La rapidité avec laquelle certaines startups chinoises croissent tient -on l’a dit- à l’écosystème mis en place, mais également à la culture entreprenariale propre au pays. Ainsi, pour une entreprise comme Haier, c’est une vision nouvelle de l’innovation -les employés ont un droit de vote pour faire évoluer les projets sur lesquels ils travaillent- qui lui a permis de se démarquer. Xiaomi a profité de la prédisposition de la clientèle chinoise à prépayer ses téléphones pour proposer un modèle -vente en ligne- qui permet de proposer des téléphones moins chers que la concurrence. Un groupe comme BGI a lui profité des orientations étatiques, et s’est projeté dans un secteur -la génomique- où la Chine a de grandes ambitions, et où les subventions fleurissent. Si Baidu peut offrir un service “cloud” de 10 TB, c’est notamment en fonction des économies d’échelle liées à la taille de société. Plusieurs startups ont réussi à véritablement pénétrer de nombreux marchés intérieurs pour grandir. Enfin, autre marqueur culturel à noter, l’évolution constante des besoins clients, qui incite les startups du numérique à innover sans cesse, et qui génère aussi un marché de conseil et de coaching très important.
La France plaît aux investisseurs chinois
Sécurité des paiements, e-commerce, big data… Les besoins en technologie des groupes chinois sont larges. Plusieurs startups françaises ont déjà profité du succès incroyable de l’e-commerce (qui a généré 539 milliards de dollars en 2015 en Chine), comme l’atteste l’exemple de Sokrate, qui développe des solutions 3D en temps réel pour internet et smartphones, et qui a développé sa clientèle chinoise depuis peu.

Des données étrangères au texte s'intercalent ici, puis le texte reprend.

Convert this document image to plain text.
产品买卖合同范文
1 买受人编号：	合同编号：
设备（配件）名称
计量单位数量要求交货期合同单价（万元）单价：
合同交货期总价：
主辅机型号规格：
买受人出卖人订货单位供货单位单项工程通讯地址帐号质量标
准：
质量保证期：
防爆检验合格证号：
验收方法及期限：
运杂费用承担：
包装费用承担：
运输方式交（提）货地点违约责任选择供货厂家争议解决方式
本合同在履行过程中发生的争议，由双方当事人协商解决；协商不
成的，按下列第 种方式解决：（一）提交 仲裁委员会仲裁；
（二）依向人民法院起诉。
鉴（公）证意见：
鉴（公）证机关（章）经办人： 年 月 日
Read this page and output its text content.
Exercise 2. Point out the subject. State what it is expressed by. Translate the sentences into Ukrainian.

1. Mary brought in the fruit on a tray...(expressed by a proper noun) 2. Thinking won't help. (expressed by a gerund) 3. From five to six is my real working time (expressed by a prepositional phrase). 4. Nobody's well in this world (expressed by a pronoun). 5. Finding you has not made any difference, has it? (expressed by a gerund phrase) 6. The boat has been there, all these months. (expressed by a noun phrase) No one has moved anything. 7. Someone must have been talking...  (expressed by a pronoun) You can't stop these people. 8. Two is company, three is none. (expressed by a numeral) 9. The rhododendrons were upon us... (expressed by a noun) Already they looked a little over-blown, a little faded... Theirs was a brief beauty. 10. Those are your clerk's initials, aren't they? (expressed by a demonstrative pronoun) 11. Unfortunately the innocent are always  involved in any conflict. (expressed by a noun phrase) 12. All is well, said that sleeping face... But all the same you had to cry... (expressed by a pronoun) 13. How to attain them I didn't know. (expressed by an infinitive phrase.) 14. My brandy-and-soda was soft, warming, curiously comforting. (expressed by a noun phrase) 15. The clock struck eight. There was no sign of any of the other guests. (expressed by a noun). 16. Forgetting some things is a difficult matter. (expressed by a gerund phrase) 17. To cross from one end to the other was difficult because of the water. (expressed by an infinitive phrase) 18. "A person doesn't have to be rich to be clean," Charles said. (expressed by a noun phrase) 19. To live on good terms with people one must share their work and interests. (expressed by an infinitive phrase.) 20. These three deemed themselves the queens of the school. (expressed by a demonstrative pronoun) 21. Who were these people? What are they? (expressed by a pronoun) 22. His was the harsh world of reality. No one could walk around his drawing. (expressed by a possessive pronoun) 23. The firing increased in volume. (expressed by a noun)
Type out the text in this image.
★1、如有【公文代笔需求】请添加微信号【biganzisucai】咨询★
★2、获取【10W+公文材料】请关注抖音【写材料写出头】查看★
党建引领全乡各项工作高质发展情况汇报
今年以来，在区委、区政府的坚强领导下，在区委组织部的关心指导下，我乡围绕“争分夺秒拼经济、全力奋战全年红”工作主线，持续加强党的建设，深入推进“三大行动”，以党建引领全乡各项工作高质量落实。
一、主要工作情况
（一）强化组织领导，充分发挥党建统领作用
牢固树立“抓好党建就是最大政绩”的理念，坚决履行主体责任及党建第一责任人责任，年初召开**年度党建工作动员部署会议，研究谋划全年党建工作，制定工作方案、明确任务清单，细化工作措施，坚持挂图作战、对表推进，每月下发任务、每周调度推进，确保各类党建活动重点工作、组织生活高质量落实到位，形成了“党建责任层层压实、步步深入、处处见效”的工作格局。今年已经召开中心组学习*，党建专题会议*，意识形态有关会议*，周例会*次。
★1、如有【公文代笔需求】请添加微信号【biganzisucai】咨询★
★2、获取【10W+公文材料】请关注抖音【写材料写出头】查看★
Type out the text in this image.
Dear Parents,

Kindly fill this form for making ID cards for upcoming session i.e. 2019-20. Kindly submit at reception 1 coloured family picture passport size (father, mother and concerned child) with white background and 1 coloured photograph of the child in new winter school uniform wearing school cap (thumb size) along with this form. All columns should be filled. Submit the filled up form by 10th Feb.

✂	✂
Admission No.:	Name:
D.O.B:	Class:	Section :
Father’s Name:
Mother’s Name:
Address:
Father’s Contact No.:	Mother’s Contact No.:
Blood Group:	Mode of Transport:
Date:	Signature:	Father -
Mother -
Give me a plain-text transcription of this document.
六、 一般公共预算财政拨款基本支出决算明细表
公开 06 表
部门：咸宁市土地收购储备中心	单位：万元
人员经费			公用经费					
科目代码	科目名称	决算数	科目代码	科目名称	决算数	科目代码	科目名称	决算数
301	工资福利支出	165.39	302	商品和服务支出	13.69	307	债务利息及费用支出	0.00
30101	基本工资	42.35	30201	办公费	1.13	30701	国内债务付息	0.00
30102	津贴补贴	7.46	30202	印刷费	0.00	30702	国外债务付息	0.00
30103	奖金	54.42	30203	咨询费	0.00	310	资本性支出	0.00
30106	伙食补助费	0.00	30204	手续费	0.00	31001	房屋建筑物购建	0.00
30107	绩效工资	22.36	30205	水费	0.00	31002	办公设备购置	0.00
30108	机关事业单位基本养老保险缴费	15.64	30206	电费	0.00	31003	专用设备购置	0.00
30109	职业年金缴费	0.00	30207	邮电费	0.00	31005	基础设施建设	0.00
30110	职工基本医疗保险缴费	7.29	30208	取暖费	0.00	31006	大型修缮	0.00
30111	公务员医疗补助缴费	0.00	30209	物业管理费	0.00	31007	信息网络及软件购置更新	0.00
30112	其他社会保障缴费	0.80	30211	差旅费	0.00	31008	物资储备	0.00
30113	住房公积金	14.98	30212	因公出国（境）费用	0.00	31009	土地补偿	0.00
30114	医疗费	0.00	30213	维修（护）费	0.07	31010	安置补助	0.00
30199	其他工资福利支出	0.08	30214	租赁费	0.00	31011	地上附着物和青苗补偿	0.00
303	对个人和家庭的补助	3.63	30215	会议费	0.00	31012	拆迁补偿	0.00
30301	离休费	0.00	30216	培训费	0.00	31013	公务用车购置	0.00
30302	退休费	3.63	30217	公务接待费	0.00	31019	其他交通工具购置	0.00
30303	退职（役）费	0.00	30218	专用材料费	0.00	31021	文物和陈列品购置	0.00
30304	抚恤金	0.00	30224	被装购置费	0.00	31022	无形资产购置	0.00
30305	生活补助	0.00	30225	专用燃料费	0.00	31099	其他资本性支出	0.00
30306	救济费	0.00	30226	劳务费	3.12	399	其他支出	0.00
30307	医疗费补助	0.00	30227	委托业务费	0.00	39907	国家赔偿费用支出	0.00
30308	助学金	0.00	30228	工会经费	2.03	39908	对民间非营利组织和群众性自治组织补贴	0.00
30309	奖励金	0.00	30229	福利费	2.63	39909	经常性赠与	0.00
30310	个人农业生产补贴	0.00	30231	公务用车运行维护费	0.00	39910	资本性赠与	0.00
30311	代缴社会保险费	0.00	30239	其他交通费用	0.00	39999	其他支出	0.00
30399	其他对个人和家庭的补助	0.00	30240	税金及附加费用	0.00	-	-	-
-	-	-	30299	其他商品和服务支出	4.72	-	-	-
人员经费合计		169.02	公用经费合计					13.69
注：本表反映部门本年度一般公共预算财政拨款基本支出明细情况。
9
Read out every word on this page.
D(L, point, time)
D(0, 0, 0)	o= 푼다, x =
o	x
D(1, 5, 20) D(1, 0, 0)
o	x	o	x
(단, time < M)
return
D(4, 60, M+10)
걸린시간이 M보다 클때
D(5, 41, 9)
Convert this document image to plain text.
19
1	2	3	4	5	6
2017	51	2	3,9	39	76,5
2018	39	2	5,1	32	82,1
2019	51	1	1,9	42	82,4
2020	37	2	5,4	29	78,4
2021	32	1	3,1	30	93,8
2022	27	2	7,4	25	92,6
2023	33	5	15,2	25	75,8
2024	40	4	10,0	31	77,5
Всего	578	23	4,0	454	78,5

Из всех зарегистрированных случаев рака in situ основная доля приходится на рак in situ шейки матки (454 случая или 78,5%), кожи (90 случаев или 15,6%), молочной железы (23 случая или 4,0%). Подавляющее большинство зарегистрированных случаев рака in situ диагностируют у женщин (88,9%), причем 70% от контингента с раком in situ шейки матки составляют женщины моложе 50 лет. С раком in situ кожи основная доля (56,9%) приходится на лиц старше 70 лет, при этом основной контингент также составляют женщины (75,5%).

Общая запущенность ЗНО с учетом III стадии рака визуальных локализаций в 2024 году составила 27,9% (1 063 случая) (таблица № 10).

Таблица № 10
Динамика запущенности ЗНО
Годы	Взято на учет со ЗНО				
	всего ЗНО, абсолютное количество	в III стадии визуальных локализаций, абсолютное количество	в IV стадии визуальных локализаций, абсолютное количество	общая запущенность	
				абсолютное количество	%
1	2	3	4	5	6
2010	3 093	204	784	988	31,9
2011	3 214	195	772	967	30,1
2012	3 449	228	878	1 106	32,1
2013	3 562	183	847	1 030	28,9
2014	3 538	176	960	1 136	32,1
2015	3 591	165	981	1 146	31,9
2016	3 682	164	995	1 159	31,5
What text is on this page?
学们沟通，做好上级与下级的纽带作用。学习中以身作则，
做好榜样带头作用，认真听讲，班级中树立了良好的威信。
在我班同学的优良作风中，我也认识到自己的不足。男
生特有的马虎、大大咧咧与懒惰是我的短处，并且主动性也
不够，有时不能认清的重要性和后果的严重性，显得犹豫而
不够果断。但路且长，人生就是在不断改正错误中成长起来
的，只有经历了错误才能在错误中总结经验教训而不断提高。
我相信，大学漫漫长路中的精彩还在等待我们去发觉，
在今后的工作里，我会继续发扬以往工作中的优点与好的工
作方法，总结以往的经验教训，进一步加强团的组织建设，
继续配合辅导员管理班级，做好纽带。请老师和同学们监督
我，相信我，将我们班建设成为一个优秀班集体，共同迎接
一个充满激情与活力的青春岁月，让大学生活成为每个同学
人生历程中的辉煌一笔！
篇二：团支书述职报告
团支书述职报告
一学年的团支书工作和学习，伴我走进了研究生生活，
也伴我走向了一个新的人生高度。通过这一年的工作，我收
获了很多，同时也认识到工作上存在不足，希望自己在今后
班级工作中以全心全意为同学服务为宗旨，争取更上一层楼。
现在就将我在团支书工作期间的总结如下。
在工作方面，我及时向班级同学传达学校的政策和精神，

Au niveau du cloud computing également, la volonté chinoise de se développer rapidement a vu les investissements exploser et des startups françaises profitent déjà de cette manne.
La Chine tente également de rattraper son retard et cherche des partenaires pour l’aider à développer son secteur médical. Avec son système de santé et ses nombreuses expertises en termes de techniques et technologies médicales, la France fait figure de partenaire privilégié.
Autre segment très porteur pour les start-up françaises : conseiller et aider les grands du numérique chinois à sortir de leurs frontières. À ce titre, l’aventure de MobPartner est remarquable. Créée en 2006, la société d’affiliation de publicité sur mobile a été démarchée par NQ Mobile, un fabricant d’antivirus de Pékin, qui venait d’ouvrir un bureau au Texas, avec un objectif clair : accompagner le groupe à l’international. « En dix-huit mois, NQ Mobile a atteint 3 millions d’utilisateurs dans le monde, et ils nous ont recommandés à d’autres sociétés » ( la société a aujourd’hui 25 clients chinois), raconte Guillaume Alabert, le cofondateur de MobPartner.
Même si quelques secteurs restent relativement fermés aux investissements étrangers pour des raisons de contrôle étatique, les startups françaises développent des compétences qui leurs permettent d’être compétitifs dans beaucoup de domaines. Citons la modélisation 3D, la post production, le montage.
Preuve de cette réussite, suite au French Tech Tour 2012, quatre des dix sociétés qu’Ubifrance a accompagné ont signé des contrats. 6wind, par exemple, est en cours de signature avec Huawei sur la cartographie de maintenance de ses sites relais. Total immersion propose de son côté des essayages virtuels avec Taobao, le site de e-commerce qui appartient au groupe Alibaba.
Pour le numérique français, la Chine est donc un terrain plein d’opportunités, à condition de s’adapter à l’écosystème locale et à la culture entreprenariale chinoise si spécifique.